At least SpaceX and Blue Origin are (mostly) risking their own capital. Compared to “legacy” contractors like Boeing and Lockheed who receive huge “cost plus” contracts that (somehow lol) always seemed to escalate costs tremendously.
But I understand the viewpoint from within NASA. Safety and reliability is top priority. Because space is risky. The question is the cost/benefit decision.
Humans– what a sad species we are—-Even in space—” it’s all about the benjamins.”
NASA hasn’t “lost the ability” to launch humans into space , but temporarily lost the capability, due to the obama administration directives ending the shuttle program and requiring NASA to develop a cheaper launch vehicle, which they did, easily.

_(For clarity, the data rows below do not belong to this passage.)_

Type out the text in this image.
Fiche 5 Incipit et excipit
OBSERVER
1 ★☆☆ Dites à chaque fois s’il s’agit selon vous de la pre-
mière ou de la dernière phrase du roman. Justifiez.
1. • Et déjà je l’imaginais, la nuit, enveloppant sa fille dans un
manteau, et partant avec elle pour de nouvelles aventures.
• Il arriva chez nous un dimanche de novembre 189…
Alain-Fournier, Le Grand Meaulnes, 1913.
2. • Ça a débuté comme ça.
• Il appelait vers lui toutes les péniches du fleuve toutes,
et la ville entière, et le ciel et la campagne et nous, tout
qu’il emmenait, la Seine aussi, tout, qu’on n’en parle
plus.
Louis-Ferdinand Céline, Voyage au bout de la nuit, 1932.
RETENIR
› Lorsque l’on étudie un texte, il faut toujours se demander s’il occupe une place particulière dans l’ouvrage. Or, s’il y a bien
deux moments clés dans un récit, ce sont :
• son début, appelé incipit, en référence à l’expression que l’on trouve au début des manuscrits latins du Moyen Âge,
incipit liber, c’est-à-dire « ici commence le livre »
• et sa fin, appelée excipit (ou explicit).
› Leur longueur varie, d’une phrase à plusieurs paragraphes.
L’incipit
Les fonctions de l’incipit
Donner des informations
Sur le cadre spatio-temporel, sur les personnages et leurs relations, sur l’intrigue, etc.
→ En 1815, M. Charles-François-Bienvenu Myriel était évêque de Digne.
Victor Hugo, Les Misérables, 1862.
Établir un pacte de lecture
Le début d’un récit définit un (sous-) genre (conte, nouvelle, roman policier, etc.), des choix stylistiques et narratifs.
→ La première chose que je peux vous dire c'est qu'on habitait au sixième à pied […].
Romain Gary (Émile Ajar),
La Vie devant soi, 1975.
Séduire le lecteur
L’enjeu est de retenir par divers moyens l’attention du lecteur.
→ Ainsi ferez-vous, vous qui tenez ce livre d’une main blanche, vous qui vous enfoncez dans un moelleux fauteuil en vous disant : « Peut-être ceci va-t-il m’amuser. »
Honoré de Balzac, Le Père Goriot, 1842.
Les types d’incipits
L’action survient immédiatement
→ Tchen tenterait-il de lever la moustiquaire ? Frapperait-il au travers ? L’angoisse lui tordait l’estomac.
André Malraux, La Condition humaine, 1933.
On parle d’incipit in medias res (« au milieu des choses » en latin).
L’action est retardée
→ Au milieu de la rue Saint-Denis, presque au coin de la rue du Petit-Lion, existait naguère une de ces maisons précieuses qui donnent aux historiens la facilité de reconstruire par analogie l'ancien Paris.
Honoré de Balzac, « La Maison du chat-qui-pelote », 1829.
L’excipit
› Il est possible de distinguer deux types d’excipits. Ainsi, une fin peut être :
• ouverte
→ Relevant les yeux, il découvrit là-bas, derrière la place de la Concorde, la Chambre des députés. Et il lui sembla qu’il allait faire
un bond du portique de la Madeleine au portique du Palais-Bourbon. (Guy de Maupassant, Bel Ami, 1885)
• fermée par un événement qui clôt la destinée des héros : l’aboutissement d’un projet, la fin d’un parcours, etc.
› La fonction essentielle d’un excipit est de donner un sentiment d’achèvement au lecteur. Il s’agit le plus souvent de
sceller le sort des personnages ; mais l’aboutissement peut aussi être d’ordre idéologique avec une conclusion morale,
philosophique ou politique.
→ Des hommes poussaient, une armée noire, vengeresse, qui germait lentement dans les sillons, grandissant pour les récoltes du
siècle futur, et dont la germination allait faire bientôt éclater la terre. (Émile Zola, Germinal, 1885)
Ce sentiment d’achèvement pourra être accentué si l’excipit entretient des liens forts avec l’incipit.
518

Clowns like Elon Musk and the steady stream of PR drivel that launches out of the mouths of “space capitalists” should offend every American.Bezos has not launched ANYTHING except more tax havens.Space X is barely functional using 1950’s missile technology that was, essentially handed to them by the Obama administration.. To even dare compare these space hustlers , and their towering NON ACCOMPLISHMENTS to NASA is grotesque. From Apollo to Voyager, to the many Mars landings to the Space telescopes..parasites like Bezos and Musk will NEVER measure up, and when the “lofty platitudes” are taken up and real achievement is on the line again, it will be NASA which gets it done ..In the meantime whenever the “cutting edge” requires that some half-assed PT Barnum launch one of his low emission electric cars into space, and burn up 15 tons of rocket fuel to do so, we know who we can rely on.